Nasib 2 Satpol PP Diduga Menguntit Rokok di Toko Aceh Utara
Laksmi Anindita August 13, 2026 11:44 PM

TRIBUNWOW.COM, ACEH UTARA – Video CCTV yang memperlihatkan dugaan tindakan tidak terpuji oleh dua petugas Satpol PP dan Wilayatul Hisbah (WH) Kabupaten Aceh Utara viral di media sosial.

Dalam rekaman tersebut, kedua petugas diduga mengambil bungkus rokok milik seorang pedagang saat melakukan operasi penertiban.

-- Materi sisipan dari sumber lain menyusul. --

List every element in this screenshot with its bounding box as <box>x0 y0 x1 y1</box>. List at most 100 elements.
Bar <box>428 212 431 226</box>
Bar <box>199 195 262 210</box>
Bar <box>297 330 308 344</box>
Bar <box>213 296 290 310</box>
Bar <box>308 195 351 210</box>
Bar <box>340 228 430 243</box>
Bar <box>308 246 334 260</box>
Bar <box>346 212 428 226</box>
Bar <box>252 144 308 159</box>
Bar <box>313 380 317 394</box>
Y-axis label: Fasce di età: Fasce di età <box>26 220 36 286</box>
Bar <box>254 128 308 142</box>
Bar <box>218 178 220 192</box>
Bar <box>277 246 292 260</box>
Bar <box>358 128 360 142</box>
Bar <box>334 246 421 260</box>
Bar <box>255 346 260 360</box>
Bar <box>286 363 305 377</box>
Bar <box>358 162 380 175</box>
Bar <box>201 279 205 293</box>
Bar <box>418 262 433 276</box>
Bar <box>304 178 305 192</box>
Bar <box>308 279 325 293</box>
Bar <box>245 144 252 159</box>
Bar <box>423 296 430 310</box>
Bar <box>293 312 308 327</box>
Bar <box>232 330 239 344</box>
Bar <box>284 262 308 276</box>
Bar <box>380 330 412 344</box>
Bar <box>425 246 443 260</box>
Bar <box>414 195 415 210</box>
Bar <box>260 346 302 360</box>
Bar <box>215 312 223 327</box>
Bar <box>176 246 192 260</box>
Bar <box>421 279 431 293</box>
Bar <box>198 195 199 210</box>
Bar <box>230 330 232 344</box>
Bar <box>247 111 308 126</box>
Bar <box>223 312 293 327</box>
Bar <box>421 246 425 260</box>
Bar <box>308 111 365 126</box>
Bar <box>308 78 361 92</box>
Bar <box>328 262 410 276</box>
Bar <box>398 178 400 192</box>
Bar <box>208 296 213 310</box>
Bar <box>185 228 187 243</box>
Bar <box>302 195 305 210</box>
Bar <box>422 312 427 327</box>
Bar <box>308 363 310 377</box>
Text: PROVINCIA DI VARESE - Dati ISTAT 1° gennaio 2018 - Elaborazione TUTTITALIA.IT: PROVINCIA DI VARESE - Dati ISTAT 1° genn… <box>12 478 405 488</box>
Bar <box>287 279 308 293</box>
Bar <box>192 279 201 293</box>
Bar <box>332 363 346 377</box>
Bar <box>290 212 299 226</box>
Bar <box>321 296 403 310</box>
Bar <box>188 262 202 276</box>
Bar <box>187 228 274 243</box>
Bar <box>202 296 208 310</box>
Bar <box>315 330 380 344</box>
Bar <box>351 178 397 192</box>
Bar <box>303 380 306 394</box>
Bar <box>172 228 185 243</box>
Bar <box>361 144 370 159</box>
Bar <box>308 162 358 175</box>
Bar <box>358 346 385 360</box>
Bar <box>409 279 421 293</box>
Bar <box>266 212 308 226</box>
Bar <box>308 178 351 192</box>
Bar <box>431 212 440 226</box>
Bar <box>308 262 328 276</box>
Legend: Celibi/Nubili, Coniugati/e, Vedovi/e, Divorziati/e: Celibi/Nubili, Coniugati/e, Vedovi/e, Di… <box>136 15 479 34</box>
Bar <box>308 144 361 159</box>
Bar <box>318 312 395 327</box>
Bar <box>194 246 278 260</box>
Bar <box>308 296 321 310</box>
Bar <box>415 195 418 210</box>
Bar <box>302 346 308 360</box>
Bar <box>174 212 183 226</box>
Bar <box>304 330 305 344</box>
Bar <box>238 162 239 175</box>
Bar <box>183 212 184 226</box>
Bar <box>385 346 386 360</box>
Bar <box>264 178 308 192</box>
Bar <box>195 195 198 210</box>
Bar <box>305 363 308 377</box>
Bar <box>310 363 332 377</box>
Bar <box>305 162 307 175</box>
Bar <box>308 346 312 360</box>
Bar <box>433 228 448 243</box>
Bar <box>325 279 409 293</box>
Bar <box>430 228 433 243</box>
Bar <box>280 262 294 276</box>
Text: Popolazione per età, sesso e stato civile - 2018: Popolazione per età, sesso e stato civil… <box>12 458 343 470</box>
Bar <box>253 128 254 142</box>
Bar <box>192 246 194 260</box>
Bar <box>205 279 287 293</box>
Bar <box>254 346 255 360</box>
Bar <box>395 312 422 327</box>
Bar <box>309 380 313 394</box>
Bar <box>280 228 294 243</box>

Peristiwa itu terjadi saat operasi penertiban rokok ilegal bersama tim Bea dan Cukai Lhokseumawe di kawasan Keude Krueng Geukuh, Kecamatan Dewantara, Aceh Utara, Senin (10/8/2026).

Pemerintah Kabupaten Aceh Utara memastikan dugaan pelanggaran tersebut akan ditindaklanjuti secara transparan dan profesional.

Identitas Petugas dan Situasi Razia

Kepala Bidang Ketenteraman dan Ketertiban Umum Satpol PP dan WH Aceh Utara, Faisal, membenarkan bahwa dua orang yang terlihat dalam video merupakan anggotanya.

Keduanya berinisial T (pria) dan M (wanita).

Keduanya merupakan Pegawai Pemerintah dengan Perjanjian Kerja (PPPK) paruh waktu di lingkungan Satpol PP dan WH Aceh Utara.

Faisal menjelaskan, operasi penertiban rokok ilegal saat itu berlangsung tanpa didampingi pejabat utama Satpol PP dan WH Aceh Utara.

Para pejabat utama diketahui sedang berada di Banda Aceh untuk mengikuti ujian profiling Aparatur Sipil Negara (ASN).

Untuk menindaklanjuti dugaan pelanggaran tersebut, pihak Satpol PP dan WH Aceh Utara memanggil kedua petugas untuk menjalani pemeriksaan pada Kamis (13/8/2026).

Pemeriksaan dilakukan untuk mengetahui kronologi dan fakta di balik rekaman CCTV yang beredar.

"Mereka adalah yang pria T dan wanita M. Mereka yang terlihat dalam video viral itu. Saya sudah telepon dan meminta mereka datang ke kantor besok untuk pemeriksaan," ungkap Faisal saat dikonfirmasi media, Rabu (12/8/2026).

Pemeriksaan Dilakukan Secara Berimbang

Meski rekaman CCTV telah beredar luas, Faisal menegaskan pihaknya tidak ingin mengambil kesimpulan sebelum pemeriksaan selesai.

Menurutnya, sudut pengambilan gambar dalam rekaman belum cukup jelas untuk memastikan apakah bungkus rokok tersebut benar-benar dimasukkan ke saku atau terjatuh ke lantai saat razia berlangsung.

Karena itu, pihaknya akan meminta keterangan dari petugas maupun pemilik toko.

"Kita dengarkan keterangan versi mereka agar fair. Nanti saya akan dengarkan juga keterangan versi toko agar kita fair dalam memberi hukuman," tegas Faisal.

Jika hasil pemeriksaan membuktikan adanya pelanggaran kode etik, tata tertib, atau tindakan tidak terpuji, Satpol PP dan WH Aceh Utara memastikan akan memberikan sanksi sesuai ketentuan yang berlaku.

Sanksi akan disesuaikan dengan tingkat kesalahan yang terbukti.

Salah satunya berupa sanksi administratif, seperti teguran tertulis yang dicatat dalam rekam jejak pegawai.

Selain itu, petugas juga dapat menjalani pembinaan berupa penempatan khusus untuk menjaga posko dalam jangka waktu tertentu.

Pihak Satpol PP dan WH Aceh Utara turut menyampaikan permohonan maaf kepada masyarakat atas ketidaknyamanan yang muncul akibat dugaan pelanggaran tersebut.

"Namun kita lihat dulu kadar salahnya. Baru kita ambil keputusan sanksinya apa? Saya pastikan proses sesuai regulasi yang ada," pungkas Faisal.